Adelman back coaching Wolves after three-week break
MINNEAPOLIS — Rick Adelman is back on the court and coaching basketball after three weeks away to help his wife through a health scare.
His Minnesota Timberwolves lost nine of 11 games without him to fall behind in the powerful Western Conference playoff race.
Adelman helped restore hope in this downtrodden franchise when he came aboard before last season. So the Timberwolves have missed him. In some ways, though, Adelman may need the Wolves as much as they need him.
Adelman ran practice Monday and said he planned to coach against the Clippers on Wednesday night if all is satisfactory with Mary Kay Adelman, who is being treated for an undisclosed condition. Adelman said he delayed his return until he felt it would be for good. He said his wife is improving and he hopes the worst is over.
“It’s hard,” Adelman said, referring to his absence. “I’ve never done this. It’s never happened. But there’s some things that are more important than basketball or anything else. I think the team understands that. Hopefully things will settle down here now.”
Adelman declined to elaborate on his wife’s problems Monday. The issue surfaced this month and required her to be hospitalized while doctors set a treatment plan. Adelman missed practice Jan. 7, then missed his first game Jan. 8, a home win over the Atlanta Hawks with assistant Terry Porter filling in.
Any hopes the team had of navigating the tricky path without their coach ended with a wave of injuries. There were long-term injuries to Kevin Love, Brandon Roy, Chase Budinger, Josh Howard and Malcolm Lee, Recently, Nikola Pekovic and Alexey Shved sustained injuries that have kept them out for more than a week. Ricky Rubio is still working his way back from a torn ligament in his left knee last March.
A team that started the season with expectations of making the playoffs for the first time since 2004 is 17-24 — 12th place in the West. The Wolves have lost four straight, including a back-to-back on the road last weekend at Washington and Charlotte, where the Bobcats snapped a 16-game home losing streak.

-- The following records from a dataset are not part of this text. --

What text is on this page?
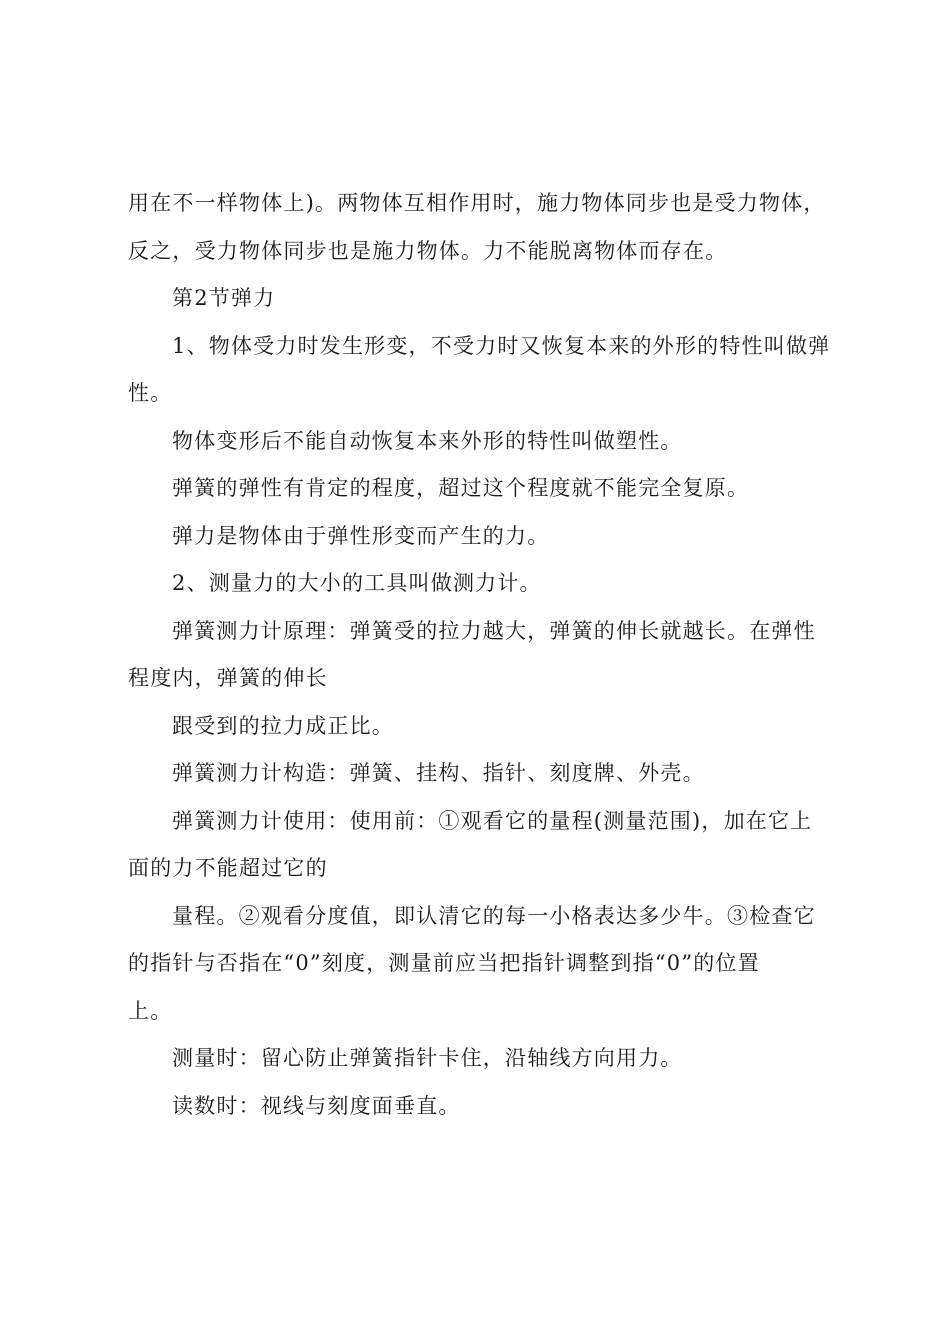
用在不一样物体上)。两物体互相作用时，施力物体同步也是受力物体，
反之，受力物体同步也是施力物体。力不能脱离物体而存在。
第2节弹力
1、物体受力时发生形变，不受力时又恢复本来的外形的特性叫做弹
性。
物体变形后不能自动恢复本来外形的特性叫做塑性。
弹簧的弹性有肯定的程度，超过这个程度就不能完全复原。
弹力是物体由于弹性形变而产生的力。
2、测量力的大小的工具叫做测力计。
弹簧测力计原理：弹簧受的拉力越大，弹簧的伸长就越长。在弹性
程度内，弹簧的伸长
跟受到的拉力成正比。
弹簧测力计构造：弹簧、挂构、指针、刻度牌、外壳。
弹簧测力计使用：使用前：①观看它的量程(测量范围)，加在它上
面的力不能超过它的
量程。②观看分度值，即认清它的每一小格表达多少牛。③检查它
的指针与否指在“0”刻度，测量前应当把指针调整到指“0”的位置
上。
测量时：留心防止弹簧指针卡住，沿轴线方向用力。
读数时：视线与刻度面垂直。
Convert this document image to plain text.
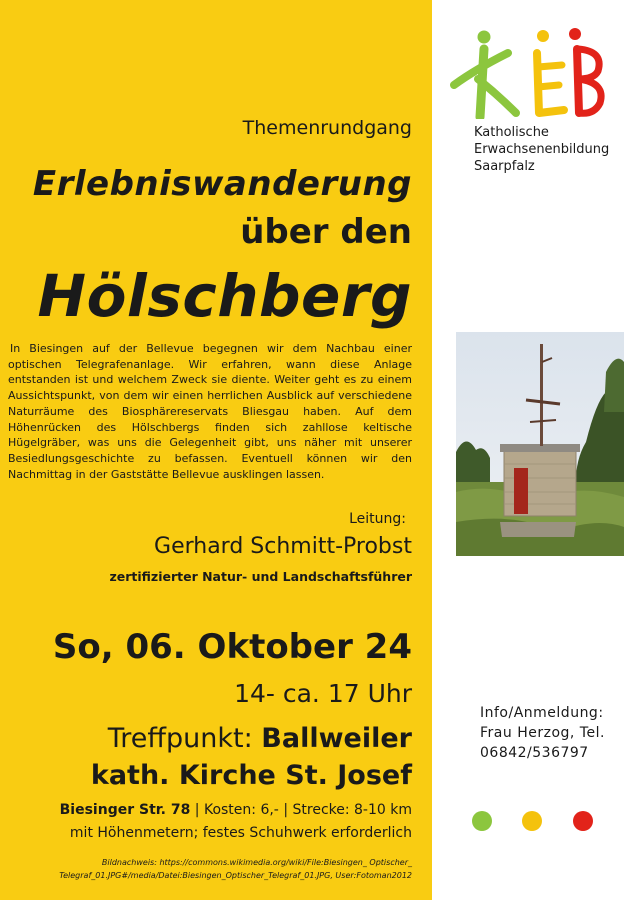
Themenrundgang
Erlebniswanderung
über den
Hölschberg
In Biesingen auf der Bellevue begegnen wir dem Nachbau einer optischen Telegrafenanlage. Wir erfahren, wann diese Anlage entstanden ist und welchem Zweck sie diente. Weiter geht es zu einem Aussichtspunkt, von dem wir einen herrlichen Ausblick auf verschiedene Naturräume des Biosphärereservats Bliesgau haben. Auf dem Höhenrücken des Hölschbergs finden sich zahllose keltische Hügelgräber, was uns die Gelegenheit gibt, uns näher mit unserer Besiedlungsgeschichte zu befassen. Eventuell können wir den Nachmittag in der Gaststätte Bellevue ausklingen lassen.
Leitung:
Gerhard Schmitt-Probst
zertifizierter Natur- und Landschaftsführer
So, 06. Oktober 24
14- ca. 17 Uhr
Treffpunkt: Ballweiler
kath. Kirche St. Josef
Biesinger Str. 78 | Kosten: 6,- | Strecke: 8-10 km
mit Höhenmetern; festes Schuhwerk erforderlich
Bildnachweis: https://commons.wikimedia.org/wiki/File:Biesingen_ Optischer_
Telegraf_01.JPG#/media/Datei:Biesingen_Optischer_Telegraf_01.JPG, User:Fotoman2012
Katholische
Erwachsenenbildung
Saarpfalz
Info/Anmeldung:
Frau Herzog, Tel.
06842/536797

Adelman has been in constant contact with his staff during his absence, speaking with Porter daily and with president of basketball operations David Kahn about possible roster moves. He returned for a brief meeting Jan. 16 to apprise his players of his situation and to give them a pep talk.
“We’ve got half the season left,” Adelman said Monday. “Even though a lot of things have been thrown our way, life moves on. You’ve got to find a way to get yourself energized and focus on what you can do right now. Like I told the team, everybody’s got to do a little bit more.”
Pekovic and Shved returned to practice Monday and hope to be available Wednesday when the Wolves start a six-game homestand. Adelman’s presence in practice gave the team a boost.
“It’s already a big deal,” forward Andrei Kirilenko said. “You feel the positive emotions get back. You were feeling down, but now you feel everything getting back to normal.”
Those who know Adelman well speak with fondness about his love for Mary Kay. The rare smiles seen on the curmudgeonly coach’s face usually come before games she attends, when he looks for her in the stands and gives her a wave before pregame introductions.
“Obviously he’s had a difficult time,” said Porter, whose relationship with Adelman dates to the late 1980s when he was a point guard on Adelman’s Portland teams. “For me, it was stepping in and doing the best I can to try to leave less stress on his plate, so to speak. It’s part of my job too to be able to step up in there when it’s called upon.”
Getting back on the court appeared to be good therapy for Adelman. The basketball lifer returned to the routine he’s had for decades, and his mood lightened when asked about the job Porter has done. He joked about a $2,000 fine Porter incurred for a recent technical foul.
“I’ll take some of the other stuff,” Adelman said. “But he’s got to pay for his own technical.”
Adelman has tried to keep his wife’s situation private. Two of their sons also work for the team — R.J. in the front office, David on the coaching staff. Both remained at work while their father was away.
“They’re looking better,” Adelman said. “We’re going to take it each day as it comes.”